You speak true!  I am indeed very curious about the technique used. With three of these pictures I contacted the creator asking me how they had been made, they had gotten it right in the camera. The others all did some sort of post processing.


----------



## GeneralBenson (Feb 15, 2011)

Well, neither of the photos that are linked in the original post are straight out of the camera. They might have gotten it right, out of the box, and far as exposure and such goes. But there is still additional post work on both of those.


----------



## o hey tyler (Feb 16, 2011)

Photo Marksman said:


> Done, I removed the images and put some links. The second one just has a high ISO then? You don't think there was post processing?



They shot it at 200 ISO for whatever reason at f/2.8 (this is the second photo you posted, the one in the field). If it were me, I would have just over exposed at ISO 100; as their shutter speed was 1/5000s @ ISO 200, so they definitely had some shutter speed leeway. However they were shooting with a 5D2 so there's not going to be much, if any noise at ISO 200 as it is. 
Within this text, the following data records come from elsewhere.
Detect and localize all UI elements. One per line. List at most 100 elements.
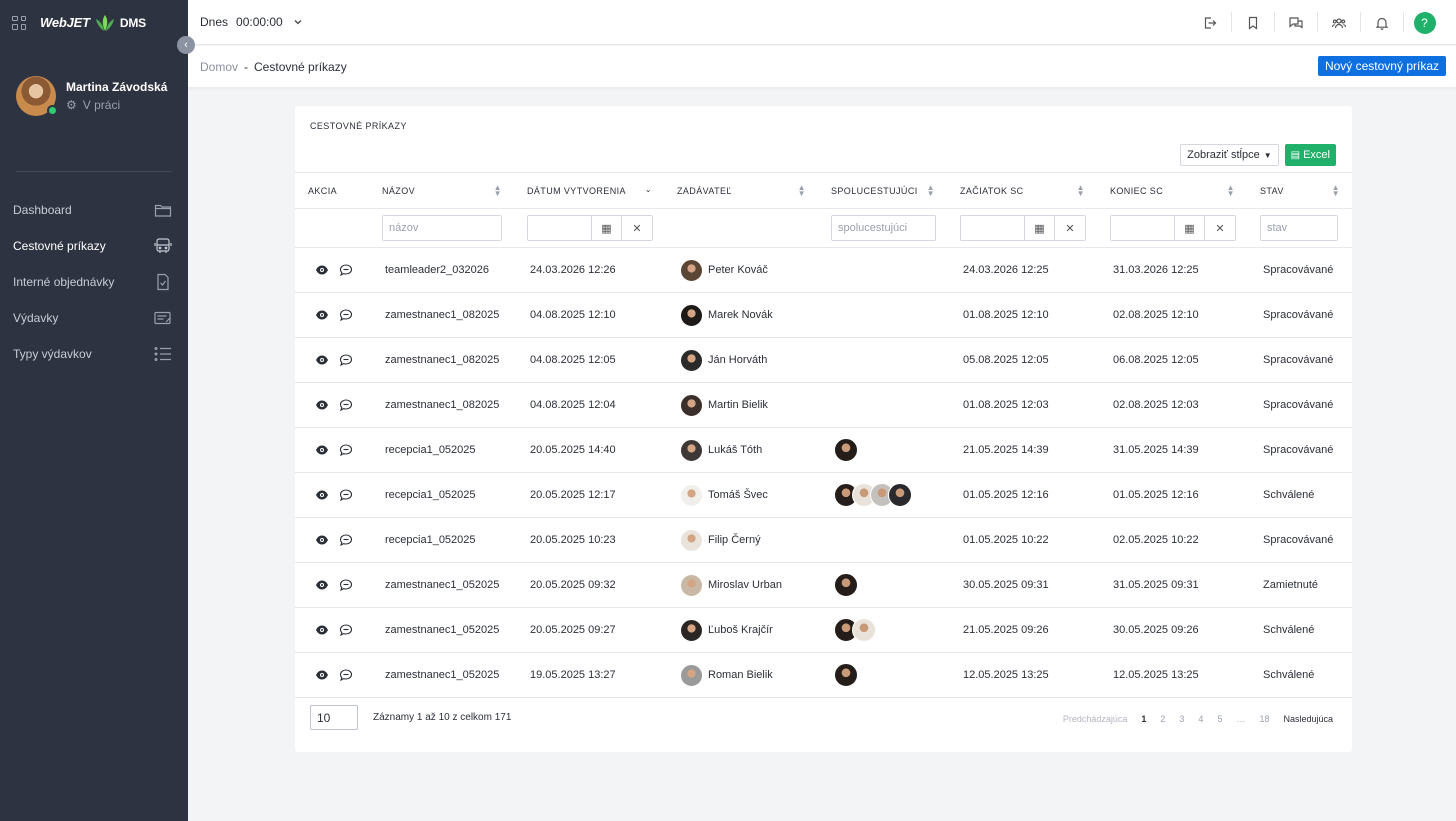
chat-icon[interactable] — [339, 533, 353, 547]
header-label: NÁZOV — [382, 185, 416, 196]
sidebar-item-interne-objednavky[interactable]: Interné objednávky — [0, 264, 188, 300]
pager-page[interactable]: 5 — [1217, 714, 1222, 724]
calendar-button[interactable]: ▦ — [591, 215, 622, 241]
chat-icon[interactable] — [339, 488, 353, 502]
excel-export-button[interactable]: ▤ Excel — [1284, 144, 1336, 166]
chat-icon[interactable] — [339, 623, 353, 637]
table-row: recepcia1_052025 20.05.2025 10:23 Filip … — [295, 517, 1352, 563]
notifications-button[interactable] — [1360, 0, 1403, 45]
companion-avatar[interactable] — [834, 438, 858, 462]
avatar — [680, 663, 703, 687]
table-row: recepcia1_052025 20.05.2025 12:17 Tomáš … — [295, 472, 1352, 518]
chat-icon[interactable] — [339, 308, 353, 322]
user-profile[interactable]: Martina Závodská ⚙ V práci — [0, 45, 188, 127]
users-button[interactable] — [1317, 0, 1360, 45]
clear-date-button[interactable]: ✕ — [1205, 215, 1236, 241]
column-header-stav[interactable]: STAV ▲ ▼ — [1247, 172, 1352, 209]
breadcrumb-home[interactable]: Domov — [200, 60, 238, 74]
sidebar-collapse-button[interactable]: ‹ — [177, 36, 195, 54]
show-columns-button[interactable]: Zobraziť stĺpce ▼ — [1180, 144, 1279, 166]
pager-page[interactable]: 18 — [1259, 714, 1269, 724]
pager-page[interactable]: 1 — [1141, 714, 1146, 724]
logout-button[interactable] — [1188, 0, 1231, 45]
pager-page[interactable]: 3 — [1179, 714, 1184, 724]
column-header-datum[interactable]: DÁTUM VYTVORENIA ⌄ — [514, 172, 664, 209]
eye-icon[interactable] — [315, 533, 329, 547]
today-label: Dnes — [200, 15, 229, 29]
pager-prev[interactable]: Predchádzajúca — [1063, 714, 1128, 724]
cell-stav: Spracovávané — [1263, 354, 1334, 366]
cell-datum: 20.05.2025 14:40 — [530, 444, 616, 456]
avatar — [680, 438, 703, 462]
filter-nazov-input[interactable]: názov — [382, 215, 502, 241]
companion-avatar[interactable] — [834, 663, 858, 687]
eye-icon[interactable] — [315, 488, 329, 502]
column-header-zadavatel[interactable]: ZADÁVATEĽ ▲ ▼ — [664, 172, 818, 209]
page-size-select[interactable]: 10 — [310, 705, 358, 730]
chat-icon[interactable] — [339, 443, 353, 457]
table-row: zamestnanec1_052025 20.05.2025 09:32 Mir… — [295, 562, 1352, 608]
companion-avatar[interactable] — [834, 573, 858, 597]
logout-icon — [1204, 16, 1216, 29]
sidebar-item-dashboard[interactable]: Dashboard — [0, 192, 188, 228]
sidebar-item-vydavky[interactable]: Výdavky — [0, 300, 188, 336]
chat-icon[interactable] — [339, 668, 353, 682]
filter-datum-input[interactable] — [527, 215, 591, 241]
sidebar-item-typy-vydavkov[interactable]: Typy výdavkov — [0, 336, 188, 372]
pager-page[interactable]: 4 — [1198, 714, 1203, 724]
companion-avatar[interactable] — [888, 483, 912, 507]
companion-avatar[interactable] — [852, 618, 876, 642]
help-button[interactable]: ? — [1403, 0, 1446, 45]
new-travel-order-button[interactable]: Nový cestovný príkaz — [1317, 56, 1446, 76]
sidebar-item-cestovne-prikazy[interactable]: Cestovné príkazy — [0, 228, 188, 264]
bookmark-button[interactable] — [1231, 0, 1274, 45]
user-status[interactable]: ⚙ V práci — [66, 98, 167, 112]
eye-icon[interactable] — [315, 263, 329, 277]
chat-icon — [1288, 16, 1303, 29]
date-selector[interactable]: Dnes 00:00:00 — [200, 15, 303, 29]
calendar-button[interactable]: ▦ — [1174, 215, 1205, 241]
sidebar-item-label: Dashboard — [13, 203, 72, 217]
column-header-nazov[interactable]: NÁZOV ▲ ▼ — [369, 172, 514, 209]
cell-koniec: 12.05.2025 13:25 — [1113, 669, 1199, 681]
eye-icon[interactable] — [315, 668, 329, 682]
filter-koniec-input[interactable] — [1110, 215, 1174, 241]
sort-icon: ▲ ▼ — [797, 183, 806, 198]
eye-icon[interactable] — [315, 308, 329, 322]
document-check-icon — [157, 273, 169, 291]
eye-icon[interactable] — [315, 398, 329, 412]
eye-icon[interactable] — [315, 578, 329, 592]
chat-icon[interactable] — [339, 353, 353, 367]
eye-icon[interactable] — [315, 443, 329, 457]
companions-list — [834, 483, 947, 507]
clear-date-button[interactable]: ✕ — [622, 215, 653, 241]
logo[interactable]: WebJET DMS — [40, 13, 146, 33]
cell-koniec: 06.08.2025 12:05 — [1113, 354, 1199, 366]
column-header-koniec[interactable]: KONIEC SC ▲ ▼ — [1097, 172, 1247, 209]
eye-icon[interactable] — [315, 623, 329, 637]
column-header-spolucestujuci[interactable]: SPOLUCESTUJÚCI ▲ ▼ — [818, 172, 947, 209]
column-header-akcia: AKCIA — [295, 172, 369, 209]
sidebar: WebJET DMS Martina Závodská ⚙ V práci Da… — [0, 0, 188, 821]
excel-label: Excel — [1303, 149, 1330, 161]
close-icon: ✕ — [632, 222, 642, 235]
pager-next[interactable]: Nasledujúca — [1283, 714, 1333, 724]
chat-icon[interactable] — [339, 263, 353, 277]
chat-button[interactable] — [1274, 0, 1317, 45]
filter-zaciatok-input[interactable] — [960, 215, 1024, 241]
column-header-zaciatok[interactable]: ZAČIATOK SC ▲ ▼ — [947, 172, 1097, 209]
filter-stav-input[interactable]: stav — [1260, 215, 1338, 241]
table-row: zamestnanec1_052025 20.05.2025 09:27 Ľub… — [295, 607, 1352, 653]
cell-stav: Spracovávané — [1263, 534, 1334, 546]
filter-spolucestujuci-input[interactable]: spolucestujúci — [831, 215, 936, 241]
calendar-button[interactable]: ▦ — [1024, 215, 1055, 241]
pager-page[interactable]: 2 — [1160, 714, 1165, 724]
records-info: Záznamy 1 až 10 z celkom 171 — [373, 712, 512, 723]
chat-icon[interactable] — [339, 398, 353, 412]
eye-icon[interactable] — [315, 353, 329, 367]
apps-grid-icon[interactable] — [12, 15, 26, 30]
chat-icon[interactable] — [339, 578, 353, 592]
cell-nazov: zamestnanec1_052025 — [385, 669, 500, 681]
cell-datum: 04.08.2025 12:04 — [530, 399, 616, 411]
clear-date-button[interactable]: ✕ — [1055, 215, 1086, 241]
That's really the only photo I cared for, and it was mostly for the location.


----------



## djacobox372 (Feb 16, 2011)

Looks to me like you prefer washed out skin tones, and limited/controlled color palettes. 

All easy to achieve in photoshop.


----------



## robEMPire (Feb 17, 2011)

What I'm seeing is a bunch of wide-eyed women with pale skin and dark hair in a setting that contains other contrasting textures.


----------



## Christie Photo (Feb 17, 2011)

KmH said:


> Photo Marksman said:
> 
> 
> > *What makes these two photographs so stunning?*
> ...



Well...probably.  Really!

These images are meant to portray beauty.  The first best step in achieving this is securing beautiful models.  These same images made with less beautiful models would be less stunning.

-Pete


----------



## thomphoto (Feb 17, 2011)

Garbz said:


> Both are boring to me.
> 
> This should be a valuable lesson in art. People have widely different tastes.



Ditto!


----------



## RyanLilly (Feb 17, 2011)

Over smoothing of the skin, Imo, a bit overexposed as well, but this was intentional, just not my style. They are also desaturated, the the point of almost being monochrome, again easy in photoshop, but not to my personal taste. The second one also have very shallow DOF, but it is well controled with the subject well in focus, though both are a bit soft by intention.

These are just the thing that stood out to me, as different from typical photos.


----------



## ghache (Feb 17, 2011)

RyanLilly said:


> Over smoothing of the skin, Imo, a bit overexposed as well, but this was intentional, just not my style. They are also desaturated, the the point of almost being monochrome, *again easy in photoshop*, but not to my personal taste. The second one also have very shallow DOF, but it is well controled with the subject well in focus, though both are a bit soft by intention.
> 
> These are just the thing that stood out to me, as different from typical photos.


 

lol really?


----------



## ghache (Feb 17, 2011)

Most of these images are really well done, beautifull models, and magazine quality post processing, I can't believe most of you really think they are boring and not well done. it might not be your "taste" but cmon, ive seen some **** images not even close to these gettiong some "WOW ITS AMAZING" on here.


----------



## Lucky.charm (Feb 18, 2011)

First set boring


----------



## Cinka (Feb 18, 2011)

What makes them stunning? Your opinion, no offense, but it's true. I think they're nice, but I wouldn't call them stunning. 

As for technique....looks like heavy photoshop, lots of hand/manual blurring - notice the DOF in a lot of them don't match - for example: The cupcake image...her face is blurry, but the hand closest to her face isn't. Lots of skin smoothing (can be done with Photoshop or software) and some light desaturation, perhaps even some selective coloring. Beautiful models help.


----------